Revoilà Michael Mention. Quelle santé ! Quelques semaines après la publication de Fils de Sam (voir chronique ici), voilà, en quelque sorte, la suite de Sale temps pour le pays (voir chronique ici), paru chez Rivages/Noir. Nous revoilà donc dans le Yorkshire, au nord de l'Angleterre, entre Leeds et Bradford, région sinistrée après l'ère Thatcher, dont une partie a réussi à se refaire une santé à coups de centres commerciaux et de boutiques branchées, et l'autre a continué à s'enfoncer dans la pauvreté, la violence et le désespoir. Nous sommes au début du XXIe siècle, en mai 2010, et Stephen Griffiths, qui se fait appeler le cannibale à l'arbalète, vient d'être arrêté. Il est coupable de trois assassinats de prostituées, tuées à l'arbalète, sauvagement mutilées et découpées... Presque 30 ans après l'arrestation de Peter Sutcliffe, l'éventreur du Yorkshire, au terme d'une longue et pénible enquête retracée par Michael Mention dans Sale temps pour le pays. Voilà pour le réel. Car si dans Sale temps pour le pays, l'auteur était resté très proche des faits, ici, s'il s'inspire de l'affaire Griffiths, c'est pour mieux se rapprocher de son sujet: la peur. Et la manipulation.
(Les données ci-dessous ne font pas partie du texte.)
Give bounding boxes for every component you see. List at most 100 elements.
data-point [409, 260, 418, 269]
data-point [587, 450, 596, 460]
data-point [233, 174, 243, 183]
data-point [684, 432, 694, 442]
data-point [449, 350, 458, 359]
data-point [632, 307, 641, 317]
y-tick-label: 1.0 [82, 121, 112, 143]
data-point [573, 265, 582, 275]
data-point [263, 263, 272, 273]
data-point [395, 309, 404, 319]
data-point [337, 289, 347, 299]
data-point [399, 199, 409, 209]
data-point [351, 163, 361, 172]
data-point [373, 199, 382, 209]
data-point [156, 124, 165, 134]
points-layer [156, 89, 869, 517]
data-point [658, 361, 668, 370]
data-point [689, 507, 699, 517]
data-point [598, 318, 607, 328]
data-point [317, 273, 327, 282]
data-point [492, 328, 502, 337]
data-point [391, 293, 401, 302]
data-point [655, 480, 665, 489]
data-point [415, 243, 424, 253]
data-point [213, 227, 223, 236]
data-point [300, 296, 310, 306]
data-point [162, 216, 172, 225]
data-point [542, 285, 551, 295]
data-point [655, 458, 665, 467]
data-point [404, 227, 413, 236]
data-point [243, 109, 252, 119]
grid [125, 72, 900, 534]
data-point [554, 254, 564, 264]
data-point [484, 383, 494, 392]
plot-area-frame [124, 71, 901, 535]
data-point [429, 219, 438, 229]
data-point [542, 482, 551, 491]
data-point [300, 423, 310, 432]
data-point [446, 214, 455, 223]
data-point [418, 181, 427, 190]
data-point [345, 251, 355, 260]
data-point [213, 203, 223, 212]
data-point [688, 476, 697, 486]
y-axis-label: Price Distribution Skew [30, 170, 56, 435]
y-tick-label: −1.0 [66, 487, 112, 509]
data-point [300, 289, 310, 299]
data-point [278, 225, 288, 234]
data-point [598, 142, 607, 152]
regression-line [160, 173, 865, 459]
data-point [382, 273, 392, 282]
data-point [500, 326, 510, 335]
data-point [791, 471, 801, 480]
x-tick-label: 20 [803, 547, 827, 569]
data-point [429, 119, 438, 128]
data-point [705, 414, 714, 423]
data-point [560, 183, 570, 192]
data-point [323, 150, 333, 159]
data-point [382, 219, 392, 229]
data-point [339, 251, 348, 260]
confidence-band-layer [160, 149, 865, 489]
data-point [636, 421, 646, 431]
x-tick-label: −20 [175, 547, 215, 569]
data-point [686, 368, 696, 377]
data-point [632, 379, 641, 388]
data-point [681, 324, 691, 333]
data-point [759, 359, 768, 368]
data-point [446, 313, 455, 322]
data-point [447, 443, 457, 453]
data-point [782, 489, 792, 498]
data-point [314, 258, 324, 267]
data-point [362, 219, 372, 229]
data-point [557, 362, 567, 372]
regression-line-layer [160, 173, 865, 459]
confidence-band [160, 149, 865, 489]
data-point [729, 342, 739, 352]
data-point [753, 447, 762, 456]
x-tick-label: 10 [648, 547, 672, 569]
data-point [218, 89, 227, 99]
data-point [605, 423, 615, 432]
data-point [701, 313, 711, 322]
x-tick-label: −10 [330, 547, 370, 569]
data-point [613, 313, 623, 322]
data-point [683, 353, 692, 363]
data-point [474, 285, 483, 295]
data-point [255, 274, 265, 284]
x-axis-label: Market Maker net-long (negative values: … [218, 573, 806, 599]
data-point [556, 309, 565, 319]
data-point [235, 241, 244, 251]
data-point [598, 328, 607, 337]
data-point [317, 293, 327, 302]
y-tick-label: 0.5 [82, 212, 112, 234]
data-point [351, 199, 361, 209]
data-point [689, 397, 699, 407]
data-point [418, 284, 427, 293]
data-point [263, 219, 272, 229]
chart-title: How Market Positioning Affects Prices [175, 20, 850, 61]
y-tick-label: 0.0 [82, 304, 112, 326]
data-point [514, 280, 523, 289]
Les premiers chapitres retracent la vie de Peter, depuis sa naissance. Peter, l'arachnophobe, celui dont la phobie le mènera tout droit à la violence. Un épicier refuse de lui vendre l'insecticide qui le libérera du monstre poilu qui fait le siège de son petit appartement. Il le frappe, violemment. Et finit en prison, sans passer par la case départ. Là-bas, il rencontrera Peter Sutcliffe... Puis retrouvera la liberté et entamera des études de criminologie. Pendant ce temps-là, en ville, les morts violentes se multiplient. Des femmes, des prostituées pour la plupart, tuées à l'arbalète, mutilées, découpées. Et le jeune inspecteur Clarence Cooper, en charge de l'affaire. Pas l'ombre d'une piste, jusqu'au jour où on s'aperçoit que plusieurs victimes sont passées par le cabinet d'un psy, le Dr Kraven, spécialiste des troubles phobiques. Clarence Cooper va donc, pour les besoins de l'enquête, se glisser dans la peau de Matthew Penn, cadre chez IBM et souffrant... d'arachnophobie. Il ne se doute pas un instant de ce qu'il va subir...
La peur. La manipulation. De ces deux sujets, lequel a donné des insomnies à Michael Mention? Le sort de Clarence/Matthew ressemble à un chemin de croix. A chaque étape de son enquête, à chaque échec, à chaque fausse piste, Clarence/Matthew plonge un peu profond dans l'horreur. Il plonge même au sens propre du terme. Lors d'une de ses séances de plongée habituelles, il est mentalement sous emprise, après une séance chez le bon Docteur Kraven et une approche de cette technique qu'on appelle la PNL. Oui, celle qui est tellement appréciée des coaches d'entreprise en tout genre. Au point qu'il en oublie ses techniques de plongeur émérite : emphysème, pneumothorax, la totale. Dans quel état Clarence va-t-il terminer son enquête? Comment va-t-il vivre, après ? Irrémédiablement abîmé ? Qui est l'assassin ? L'un, l'autre ? D'une phobie à l'autre ? D'une douleur à l'autre ? N'importe lequel des patients du Dr Kraven pourrait faire l'affaire, à vrai dire. L'important, c'est l'au-delà de la peur. C'est l'amour, c'est l'enfant qui arrive, en bref, c'est la vie. Et là, le lecteur est seul. Seul à se demander s'il faut croire à la magie de l'amour et de la vie. Ou pas.